The reality is they just don't have the compute for gen pop scale.
They did this exact strategy going back several model versions.
[0] ironically, OpenAI has some pretty insane capabilities that they haven't given the public access to (just ask Spielberg). The difference is they don't make a huge marketing push to tell everyone about it.
You are not "anti-progress" to not want this future we are building, as you are not "anti-progress" for not wanting your kids to grow up on smart phones and social media.
We should remember that not all technology is net-good for humanity, and this technology in particular poses us significant risks as a global civilisation, and frankly as humans with aspirations for how our future, and that of our kids, should be.

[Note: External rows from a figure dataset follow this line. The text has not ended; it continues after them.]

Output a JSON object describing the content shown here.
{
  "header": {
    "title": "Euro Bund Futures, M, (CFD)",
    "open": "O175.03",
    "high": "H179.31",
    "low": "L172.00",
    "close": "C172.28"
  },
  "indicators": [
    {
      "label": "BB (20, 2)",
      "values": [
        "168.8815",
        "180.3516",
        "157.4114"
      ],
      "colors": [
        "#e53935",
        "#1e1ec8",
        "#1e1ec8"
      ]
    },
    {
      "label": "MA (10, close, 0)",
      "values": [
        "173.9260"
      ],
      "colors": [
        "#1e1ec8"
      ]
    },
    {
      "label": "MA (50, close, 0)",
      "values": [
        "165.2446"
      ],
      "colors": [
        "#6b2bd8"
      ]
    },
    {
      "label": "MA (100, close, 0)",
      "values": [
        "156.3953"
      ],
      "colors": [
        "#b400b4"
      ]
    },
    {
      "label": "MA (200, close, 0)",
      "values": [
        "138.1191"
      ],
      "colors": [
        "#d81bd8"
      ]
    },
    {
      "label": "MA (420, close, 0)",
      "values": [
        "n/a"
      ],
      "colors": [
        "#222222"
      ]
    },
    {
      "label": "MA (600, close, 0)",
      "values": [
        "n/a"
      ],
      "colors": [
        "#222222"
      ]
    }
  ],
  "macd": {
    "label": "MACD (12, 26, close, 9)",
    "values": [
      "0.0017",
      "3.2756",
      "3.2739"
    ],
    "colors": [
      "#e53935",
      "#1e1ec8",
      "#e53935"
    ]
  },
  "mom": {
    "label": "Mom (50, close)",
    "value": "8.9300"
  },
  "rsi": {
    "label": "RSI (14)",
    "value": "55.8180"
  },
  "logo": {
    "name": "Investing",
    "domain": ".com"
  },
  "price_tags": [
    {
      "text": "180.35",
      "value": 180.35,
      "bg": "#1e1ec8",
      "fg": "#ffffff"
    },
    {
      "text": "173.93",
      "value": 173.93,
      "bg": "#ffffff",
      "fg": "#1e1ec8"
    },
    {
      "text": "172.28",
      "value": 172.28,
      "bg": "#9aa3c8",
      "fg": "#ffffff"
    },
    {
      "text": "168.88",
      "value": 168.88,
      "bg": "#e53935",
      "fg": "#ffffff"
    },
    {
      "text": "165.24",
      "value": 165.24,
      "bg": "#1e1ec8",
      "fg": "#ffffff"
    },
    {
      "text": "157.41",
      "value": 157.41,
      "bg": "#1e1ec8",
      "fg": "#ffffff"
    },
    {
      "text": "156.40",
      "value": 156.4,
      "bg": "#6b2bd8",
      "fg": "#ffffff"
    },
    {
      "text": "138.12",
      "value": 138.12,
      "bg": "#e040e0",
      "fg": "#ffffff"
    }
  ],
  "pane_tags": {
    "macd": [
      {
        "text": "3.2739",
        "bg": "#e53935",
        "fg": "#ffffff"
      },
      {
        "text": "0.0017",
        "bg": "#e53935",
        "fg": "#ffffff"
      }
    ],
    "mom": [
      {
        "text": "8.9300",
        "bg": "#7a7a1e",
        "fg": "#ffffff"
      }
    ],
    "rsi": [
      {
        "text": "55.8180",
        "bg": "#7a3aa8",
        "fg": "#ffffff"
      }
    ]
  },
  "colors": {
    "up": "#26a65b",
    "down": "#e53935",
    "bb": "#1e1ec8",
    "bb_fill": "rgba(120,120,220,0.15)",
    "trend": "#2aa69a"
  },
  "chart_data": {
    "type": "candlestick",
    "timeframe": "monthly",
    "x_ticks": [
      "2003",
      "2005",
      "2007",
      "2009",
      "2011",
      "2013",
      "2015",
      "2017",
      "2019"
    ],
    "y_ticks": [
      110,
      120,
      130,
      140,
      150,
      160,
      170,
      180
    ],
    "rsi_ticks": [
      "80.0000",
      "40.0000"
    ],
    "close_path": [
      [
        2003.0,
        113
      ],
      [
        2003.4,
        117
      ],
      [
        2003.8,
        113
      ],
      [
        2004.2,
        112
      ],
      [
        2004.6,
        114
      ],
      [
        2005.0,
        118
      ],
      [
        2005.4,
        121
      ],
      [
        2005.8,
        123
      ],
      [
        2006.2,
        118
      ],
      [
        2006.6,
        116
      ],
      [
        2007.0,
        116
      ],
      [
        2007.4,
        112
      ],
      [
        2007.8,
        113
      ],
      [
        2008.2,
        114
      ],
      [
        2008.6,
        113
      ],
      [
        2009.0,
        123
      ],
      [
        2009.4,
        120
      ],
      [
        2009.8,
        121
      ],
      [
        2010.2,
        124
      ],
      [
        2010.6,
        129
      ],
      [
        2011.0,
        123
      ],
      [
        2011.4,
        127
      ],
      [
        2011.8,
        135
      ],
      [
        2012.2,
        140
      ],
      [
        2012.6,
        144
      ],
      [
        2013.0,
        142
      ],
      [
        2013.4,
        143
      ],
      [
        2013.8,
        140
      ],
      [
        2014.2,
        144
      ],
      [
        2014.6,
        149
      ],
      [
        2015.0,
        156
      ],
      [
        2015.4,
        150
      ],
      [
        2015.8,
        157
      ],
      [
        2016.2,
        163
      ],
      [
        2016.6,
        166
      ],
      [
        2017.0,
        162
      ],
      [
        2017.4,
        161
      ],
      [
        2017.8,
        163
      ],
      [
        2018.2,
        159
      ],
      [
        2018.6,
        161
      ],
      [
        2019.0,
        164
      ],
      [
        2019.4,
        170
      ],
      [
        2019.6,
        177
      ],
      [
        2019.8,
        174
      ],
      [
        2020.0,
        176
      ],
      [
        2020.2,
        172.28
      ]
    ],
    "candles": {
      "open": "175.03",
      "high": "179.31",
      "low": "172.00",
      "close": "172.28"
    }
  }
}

Increasingly, from here, we have to assume some absurd things for this experiment we are running to go well.
Specifically, we must assume that:
- AI models, regardless of future advancements, will always be fundamentally incapable of causing significant real-world harms like hacking into key life-sustaining infrastructure such as power plants or developing super viruses.
- They are or will be capable of harms, but SOTA AI labs perfectly align all of them so that they only hack into "the bad guys" power plants and kill "the bad guys".

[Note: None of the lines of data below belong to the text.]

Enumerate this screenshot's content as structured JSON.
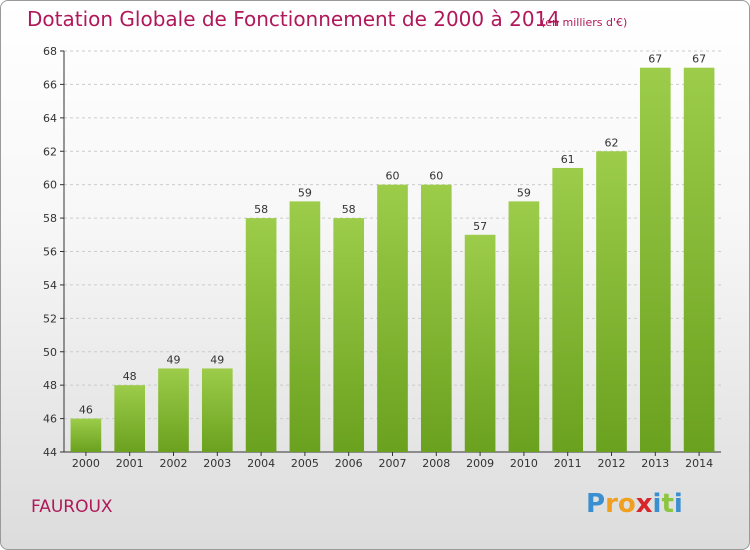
{
  "chart_data": {
    "type": "bar",
    "title": "Dotation Globale de Fonctionnement de 2000 à 2014",
    "subtitle": "(en milliers d'€)",
    "categories": [
      "2000",
      "2001",
      "2002",
      "2003",
      "2004",
      "2005",
      "2006",
      "2007",
      "2008",
      "2009",
      "2010",
      "2011",
      "2012",
      "2013",
      "2014"
    ],
    "values": [
      46,
      48,
      49,
      49,
      58,
      59,
      58,
      60,
      60,
      57,
      59,
      61,
      62,
      67,
      67
    ],
    "ylim": [
      44,
      68
    ],
    "yticks": [
      44,
      46,
      48,
      50,
      52,
      54,
      56,
      58,
      60,
      62,
      64,
      66,
      68
    ],
    "grid": true,
    "bar_color_top": "#9ccc4a",
    "bar_color_bottom": "#6aa11e",
    "xlabel": "",
    "ylabel": ""
  },
  "commune": "FAUROUX",
  "brand": {
    "letters": [
      "P",
      "r",
      "o",
      "x",
      "i",
      "t",
      "i"
    ],
    "colors": [
      "#3a8fd0",
      "#f0a020",
      "#f0a020",
      "#d8252a",
      "#3a8fd0",
      "#8cc63f",
      "#3a8fd0"
    ]
  },
  "colors": {
    "title": "#b0185a",
    "axis": "#333333",
    "grid": "#cccccc"
  }
}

- They are capable of harms and cannot be reliably aligned, but Anthropic et al restricts access to the models enough that only select governments and individuals can access them, these individuals can all be trusted and models never leak.
- They are capable of harms, cannot be reliably aligned, but the models never seek to break out of their sandbox and do things the select trusted governments and individuals don't want.
I'm not sure I'm willing to bet on any of the above personally. It sounds radical right now, but I think we should consider nuking any data centers which continue allowing for the training of these AI models rather than continue to play game of Russian roulette.
If you disagree, please understand when you realise I'm right it will be too late for and your family. Your fates at that point will be in the hands of the good will of the AI models, and governments/individuals who have access to them. For now, you can say, "no, this is quite enough".
This sounds doomer and extreme, but if you play out the paths in your head from here you will find very few will end in a good result. Perhaps if we're lucky we will all just be more or less unemployable and fully dependant on private companies and the government for our incomes.
Section 7 (P.197) is interesting as well
They even admit:
"[...]our overall conclusion is that catastrophic risks remain low. This determination involves judgment calls. The model is demonstrating high levels of capability and saturates many of our most concrete, objectively-scored evaluations, leaving us with approaches that involve more fundamental uncertainty, such as examining trends in performance for acceleration (highly noisy and backward-looking) and collecting reports about model strengths and weaknesses from internal users (inherently subjective, and not necessarily reliable)."
Is this not just an admission of defeat?
After reading this paper I don't know if the model is safe or not, just some guesses, yet for some reason catastrophic risks remain low.
And this is for just an LLM after all, very big but no persistent memory or continuous learning. Imagine an actual AI that improves itself every day from experience. It would be impossible to have a slightest clue about its safety, not even this nebulous statement we have here.
Any sort of such future architecture model would be essentially Russian roulette with amount of bullets decided by initial alignment efforts.
Wait - there is no actual way of verifying any of this. Lots to read. This is getting complicated. The correct approach is to be cautious instead and believe nothing at face value.